My own experience as a student at Harvard Law School is that liberal premises are assumed in most classroom discussions. Sometimes the ostracizing is explicit, as when a professor calmly explained to my class that conservative views are the result of irrational biases in favor of the status quo. Other times, it is more subtle, employing terms like “marriage equality” or “reproductive justice.” The message is the same: Conservative beliefs need not be taken seriously. This marginalization of students who dissent from campus orthodoxy on vital questions of law and policy is shameful.
But the intellectual homogeneity of the legal academy poses a deeper problem than the marginalization of conservative students. It is the predominantly liberal student body at elite law schools that is most harmed by the dearth of conservative voices. Many of these students graduate from law school without having encountered a cogent articulation of conservative views in the classroom, without having had their own ideas subjected to rigorous examination and debate.

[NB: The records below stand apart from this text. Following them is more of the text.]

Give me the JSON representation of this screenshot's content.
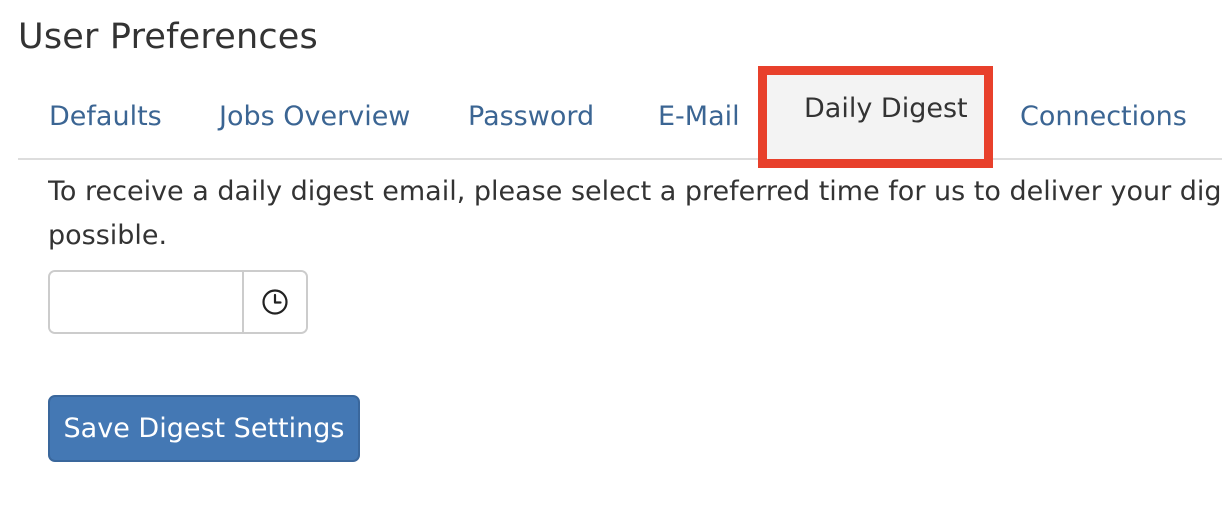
{
  "page_title": "User Preferences",
  "tabs": [
    {
      "label": "Defaults",
      "active": false
    },
    {
      "label": "Jobs Overview",
      "active": false
    },
    {
      "label": "Password",
      "active": false
    },
    {
      "label": "E-Mail",
      "active": false
    },
    {
      "label": "Daily Digest",
      "active": true
    },
    {
      "label": "Connections",
      "active": false
    }
  ],
  "digest": {
    "description_line1": "To receive a daily digest email, please select a preferred time for us to deliver your digest. T",
    "description_line2": "possible.",
    "time_value": "",
    "time_placeholder": "",
    "clock_icon": "clock-icon",
    "save_label": "Save Digest Settings"
  },
  "colors": {
    "tab_link": "#3b6593",
    "highlight_border": "#e8402b",
    "primary_button": "#4478b4"
  }
}
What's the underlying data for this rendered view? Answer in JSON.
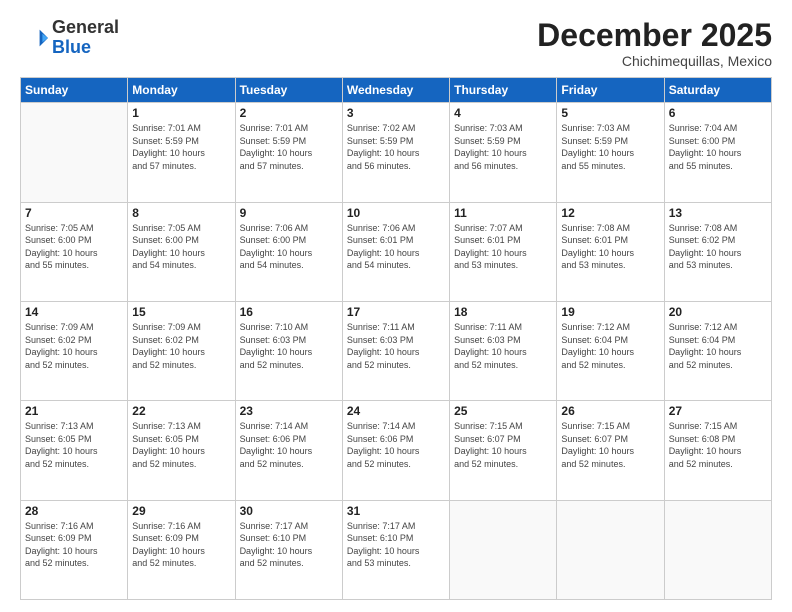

As a result, these liberal students do not truly know why they hold the beliefs that they do, and they have little understanding of what a great proportion of their fellow citizens believe. For a group of students aspiring to be our nation’s leaders, that is serious indeed, and for a country likely to be led by such students, it presents an important problem. It is tempting to think that the ideological insularity of the legal academy need not concern those outside the Ivory Tower, but an out-of-touch academy produces out-of-touch graduates who go on to serve as judges, senators and, perhaps, presidents. The liberal academic monolith not only harms the intellectual development of students; it does grave damage to the nation’s capacity for future leadership.